Quietly the emergency calls came into the earphones of all sleeping men, dragging them yawning from their hammocks to begin the long delicate job of charting and rebalancing the great assembly spiral.
One of the stray pieces charted was an eighty-foot asteroid nugget that Mike was known to have been working on. It was falling irrevocably towards Pluto. For a time a searchlight glinted over fused and twisted metal which had been equipment, but it came no closer and presently was switched out, leaving the asteroid to darkness.
The damage, when fully counted, was bad enough to require the rebalancing of the entire work schedule for the remaining months of the project: subtracting the work hours of four men and all work on the power plant that had been counted done; a rewriting of an intricate mathematical jigsaw puzzle of hours; skills; limited fuel and power factors; tools; and heavy parts coming up with inexorable inertia from the distant sunward orbits where they had been launched over a year ago.
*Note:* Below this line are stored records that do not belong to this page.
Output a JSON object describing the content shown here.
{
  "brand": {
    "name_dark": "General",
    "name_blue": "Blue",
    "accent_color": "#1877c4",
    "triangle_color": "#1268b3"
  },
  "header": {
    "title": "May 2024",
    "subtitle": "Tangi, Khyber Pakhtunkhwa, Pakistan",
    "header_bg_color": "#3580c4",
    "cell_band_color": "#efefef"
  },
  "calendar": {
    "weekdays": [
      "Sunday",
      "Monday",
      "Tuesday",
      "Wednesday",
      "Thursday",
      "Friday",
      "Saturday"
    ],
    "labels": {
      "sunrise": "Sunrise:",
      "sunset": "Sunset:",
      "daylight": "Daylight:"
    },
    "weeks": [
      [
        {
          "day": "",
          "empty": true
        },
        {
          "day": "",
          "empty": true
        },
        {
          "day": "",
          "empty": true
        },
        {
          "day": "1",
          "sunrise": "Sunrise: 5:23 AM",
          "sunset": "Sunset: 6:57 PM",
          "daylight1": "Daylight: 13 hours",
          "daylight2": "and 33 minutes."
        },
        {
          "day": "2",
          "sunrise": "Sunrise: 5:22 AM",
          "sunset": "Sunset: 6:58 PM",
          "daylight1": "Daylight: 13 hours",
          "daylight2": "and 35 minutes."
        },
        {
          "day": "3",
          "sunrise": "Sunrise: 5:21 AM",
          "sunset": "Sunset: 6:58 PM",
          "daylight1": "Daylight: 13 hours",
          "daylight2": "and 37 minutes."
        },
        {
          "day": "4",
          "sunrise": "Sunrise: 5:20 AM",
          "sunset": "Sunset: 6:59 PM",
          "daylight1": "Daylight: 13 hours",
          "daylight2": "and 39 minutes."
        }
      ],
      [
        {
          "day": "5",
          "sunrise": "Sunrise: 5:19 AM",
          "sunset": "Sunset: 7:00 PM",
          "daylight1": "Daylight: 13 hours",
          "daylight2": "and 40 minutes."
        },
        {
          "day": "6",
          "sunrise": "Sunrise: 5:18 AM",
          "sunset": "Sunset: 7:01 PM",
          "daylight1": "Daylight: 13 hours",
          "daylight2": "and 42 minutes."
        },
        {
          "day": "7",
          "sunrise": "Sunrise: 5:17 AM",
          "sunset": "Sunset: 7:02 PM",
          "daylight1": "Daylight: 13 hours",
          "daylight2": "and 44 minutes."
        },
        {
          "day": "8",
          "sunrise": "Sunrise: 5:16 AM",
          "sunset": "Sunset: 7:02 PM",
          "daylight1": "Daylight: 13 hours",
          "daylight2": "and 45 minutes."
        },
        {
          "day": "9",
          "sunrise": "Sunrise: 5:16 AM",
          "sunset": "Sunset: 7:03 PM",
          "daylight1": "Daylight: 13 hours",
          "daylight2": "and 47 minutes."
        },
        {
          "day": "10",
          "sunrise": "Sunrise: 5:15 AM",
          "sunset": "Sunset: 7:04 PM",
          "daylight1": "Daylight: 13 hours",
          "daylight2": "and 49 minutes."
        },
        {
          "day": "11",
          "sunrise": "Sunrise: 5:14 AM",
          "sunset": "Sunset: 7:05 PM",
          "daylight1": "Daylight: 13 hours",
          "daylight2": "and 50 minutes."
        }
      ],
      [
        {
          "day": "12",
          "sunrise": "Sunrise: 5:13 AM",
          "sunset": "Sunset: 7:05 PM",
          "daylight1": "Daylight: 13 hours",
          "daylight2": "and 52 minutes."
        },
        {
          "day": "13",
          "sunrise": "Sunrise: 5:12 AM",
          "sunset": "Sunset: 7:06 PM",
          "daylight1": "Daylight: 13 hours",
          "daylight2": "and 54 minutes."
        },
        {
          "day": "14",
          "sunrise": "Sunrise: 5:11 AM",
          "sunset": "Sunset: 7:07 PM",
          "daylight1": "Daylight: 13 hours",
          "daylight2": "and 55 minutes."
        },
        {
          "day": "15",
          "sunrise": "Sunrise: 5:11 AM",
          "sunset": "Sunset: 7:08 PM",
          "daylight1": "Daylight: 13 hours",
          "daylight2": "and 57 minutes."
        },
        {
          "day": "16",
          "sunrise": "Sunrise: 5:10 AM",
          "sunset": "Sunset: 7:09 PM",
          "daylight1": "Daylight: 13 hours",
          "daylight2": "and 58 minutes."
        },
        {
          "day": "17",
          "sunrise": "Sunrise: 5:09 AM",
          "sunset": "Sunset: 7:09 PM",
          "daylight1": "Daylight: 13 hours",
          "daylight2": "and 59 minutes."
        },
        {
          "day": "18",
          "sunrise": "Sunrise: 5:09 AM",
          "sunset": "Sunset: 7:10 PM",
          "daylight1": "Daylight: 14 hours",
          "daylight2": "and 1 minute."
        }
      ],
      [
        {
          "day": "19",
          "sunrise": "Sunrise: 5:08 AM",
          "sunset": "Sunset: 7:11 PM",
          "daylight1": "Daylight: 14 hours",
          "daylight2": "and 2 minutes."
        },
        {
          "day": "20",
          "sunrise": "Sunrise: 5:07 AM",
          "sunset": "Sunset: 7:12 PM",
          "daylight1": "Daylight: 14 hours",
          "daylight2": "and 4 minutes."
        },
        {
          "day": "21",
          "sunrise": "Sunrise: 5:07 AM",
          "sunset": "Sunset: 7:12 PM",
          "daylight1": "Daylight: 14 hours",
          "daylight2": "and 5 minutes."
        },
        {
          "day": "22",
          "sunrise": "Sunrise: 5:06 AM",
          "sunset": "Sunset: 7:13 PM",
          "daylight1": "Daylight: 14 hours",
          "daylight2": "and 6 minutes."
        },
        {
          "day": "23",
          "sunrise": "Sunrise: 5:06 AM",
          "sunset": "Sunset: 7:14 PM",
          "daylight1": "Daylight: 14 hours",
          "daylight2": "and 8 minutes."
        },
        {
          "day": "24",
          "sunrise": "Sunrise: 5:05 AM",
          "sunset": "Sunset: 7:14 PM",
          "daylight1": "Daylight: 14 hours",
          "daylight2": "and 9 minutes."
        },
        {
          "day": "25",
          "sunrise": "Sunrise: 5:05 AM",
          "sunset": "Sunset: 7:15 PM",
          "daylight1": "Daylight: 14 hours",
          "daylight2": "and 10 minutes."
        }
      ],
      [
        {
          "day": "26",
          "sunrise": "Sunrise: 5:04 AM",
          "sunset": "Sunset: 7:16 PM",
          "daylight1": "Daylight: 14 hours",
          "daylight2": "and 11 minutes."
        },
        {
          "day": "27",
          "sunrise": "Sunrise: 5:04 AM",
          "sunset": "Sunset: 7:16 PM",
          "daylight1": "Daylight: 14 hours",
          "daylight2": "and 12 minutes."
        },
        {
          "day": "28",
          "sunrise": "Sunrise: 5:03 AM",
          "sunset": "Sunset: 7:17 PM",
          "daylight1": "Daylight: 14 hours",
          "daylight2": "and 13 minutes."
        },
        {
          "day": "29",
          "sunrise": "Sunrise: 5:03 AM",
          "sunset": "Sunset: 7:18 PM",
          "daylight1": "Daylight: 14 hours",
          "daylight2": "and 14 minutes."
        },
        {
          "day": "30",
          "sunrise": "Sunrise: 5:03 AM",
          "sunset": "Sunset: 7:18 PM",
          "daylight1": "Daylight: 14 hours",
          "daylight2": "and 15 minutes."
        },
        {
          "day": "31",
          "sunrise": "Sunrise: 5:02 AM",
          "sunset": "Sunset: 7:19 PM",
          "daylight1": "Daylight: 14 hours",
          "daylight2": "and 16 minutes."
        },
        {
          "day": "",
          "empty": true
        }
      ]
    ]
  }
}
r /> No one took the accident too hard. They knew their job was dangerous, and were not surprised when sometimes it demonstrated that point. After they had been working a while Cliff tried to explain something to Danny Orlando—Danny Orlando couldn’t make out exactly what, for Cliff was having his usual amusing trouble with words. Danny laughed, and Cliff laughed and turned away, his heavy shoulders suddenly stooped.
He gave only a few general directions after that, working rapidly while he talked over the phone as though trying to straighten everything singlehanded. He gave brief instructions on diverting the next swarm of parts and rocks coming up from the asteroid belt foundries, and then he swung his small tug in a pretzel loop around Pluto that tangented away from the planet in the opposite direction from Pluto’s orbital swing. The ship was no longer in a solar orbit at balance, solar gravity gripped it smoothly and it began to fall in steady acceleration.
“Going to Station A,” Cliff explained over the general phone before he fell out of beam range. “I’m in a hurry.”
The scattered busy engineers nodded, remembering that as a good kinetics man Cliff could jockey a ship through the solar system at maximum speed. They did not wonder why he dared leave them without coordination, for every man of them was sure that in a pinch, maybe with the help of a few anti-sleep and think-quick tablets, he could fill Cliff’s boots. They only wondered why he did not pick one of them to be his partner, or why he did not tape a fast course and send someone else for the man.
When he was out of beam range a solution was offered. “Survival of the fittest,” said Smitty over the general phone. “Either you can keep track of everything at once or you can’t. There is no halfway in this coordination game, and no one can help. My bet is that Cliff has just gone down to see his family, and when he gets back he’ll pick the man he finds in charge.”